Burke is scheduled to have a hearing later this month to appeal her demotion from the rank of captain to lieutenant, as well as a 20-day suspension.
Fire Chief Marvin Riggins, who also testified during the hearing, said White had an opportunity not to participate in the prank.
White violated city performance and conduct regulations and fire department guidelines concerning hazing and weapons at work, Riggins said.
White argued that he didn’t have anything to do with planning the prank or anything to do with the BB gun used in the hoax.
No one physically touched the rookie firefighters who were targeted in the prank, he said.
Firefighter Christopher Hughes testified at the hearing and confirmed that White didn’t participate in planning the prank or procuring the BB gun or firecracker used to simulate gunfire. Hughes has admitted that he brought the BB gun and lit a firecracker during the prank.
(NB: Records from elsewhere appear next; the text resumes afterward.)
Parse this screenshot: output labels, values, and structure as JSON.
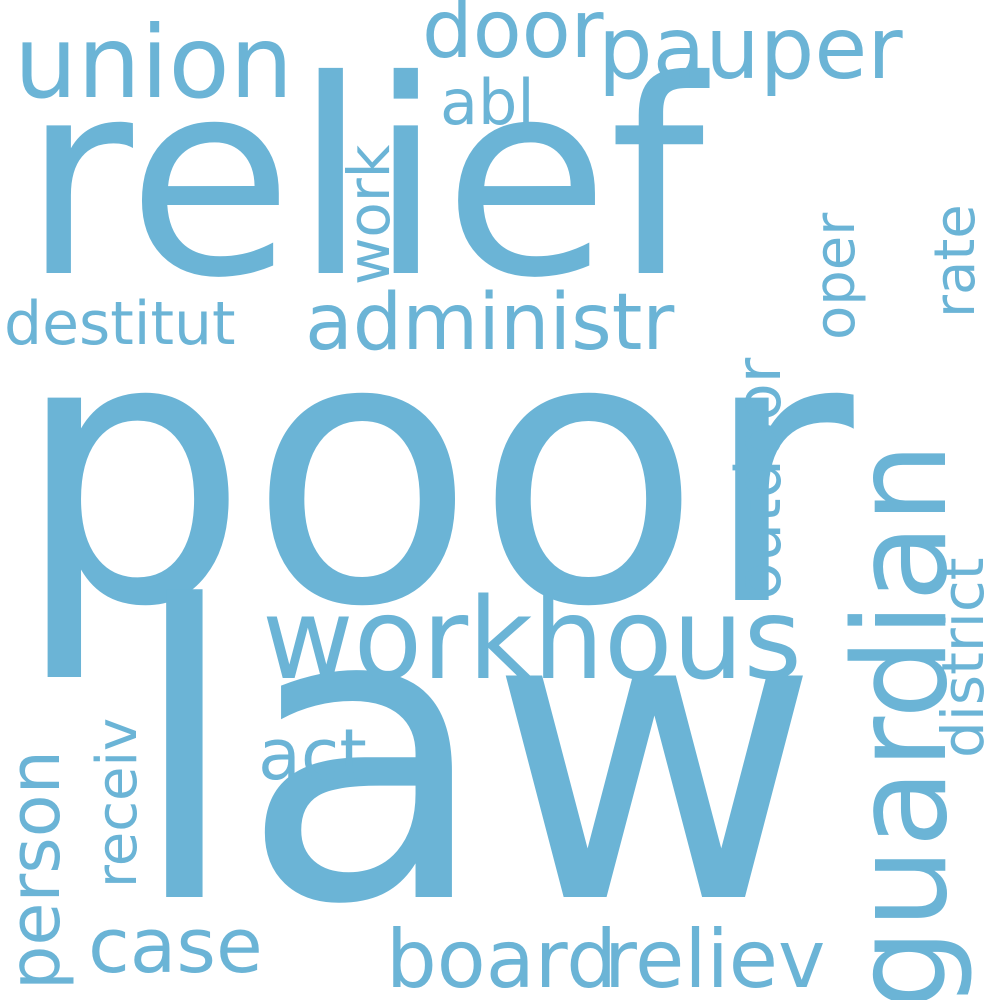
{
  "word_color": "#6bb4d6",
  "background": "#ffffff",
  "words": {
    "poor": "poor",
    "law": "law",
    "relief": "relief",
    "union": "union",
    "workhous": "workhous",
    "guardian": "guardian",
    "pauper": "pauper",
    "door": "door",
    "abl": "abl",
    "work": "work",
    "destitut": "destitut",
    "administr": "administr",
    "oper": "oper",
    "rate": "rate",
    "outdoor": "outdoor",
    "district": "district",
    "person": "person",
    "receiv": "receiv",
    "act": "act",
    "case": "case",
    "board": "board",
    "reliev": "reliev"
  }
}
White said his part in the prank was falling to the floor and appearing scared.
Riggins played a video of the prank, posted to the YouTube website, during the hearing and identified White as one of the firefighters at the bottom of the screen. He was shown on the floor beside Burke and wearing blue coveralls.
White argued that it’s unfair that he was suspended for 10 days, the same punishment imposed on firefighter Christopher Houston, who came to the station while off duty with ketchup on a white shirt and pretended that he was hurt.
Houston didn’t appeal his punishment.
Riggins said White’s punishment was tailored to his actions. He characterized Houston’s part in the prank as that of an actor and said it was similar to White’s playing the part of a scared firefighter.
Robert Herndon, the administrative law judge who presided at the hearing, is scheduled to issue a written decision within 10 working days of receiving a transcript from Thursday’s hearing.
Transcripts have not been completed for the appeals hearing held Dec. 14 for firefighters Hughes and Joshua Brewer. Herndon also presided at that hearing.
Brewer, the firefighter who recorded the prank and posted a video to YouTube, was suspended for 10 days and demoted to fire private from the rank of sergeant. Hughes was fired.
An attorney representing Hughes and Brewer argued that the two firefighters were punished unfairly because the public became aware of the department’s culture, which has involved such pranks for years. Testimony was presented at the hearing regarding other pranks that didn’t result in comparable punishment.
An attorney representing the city argued the punishment was supported by substantial evidence.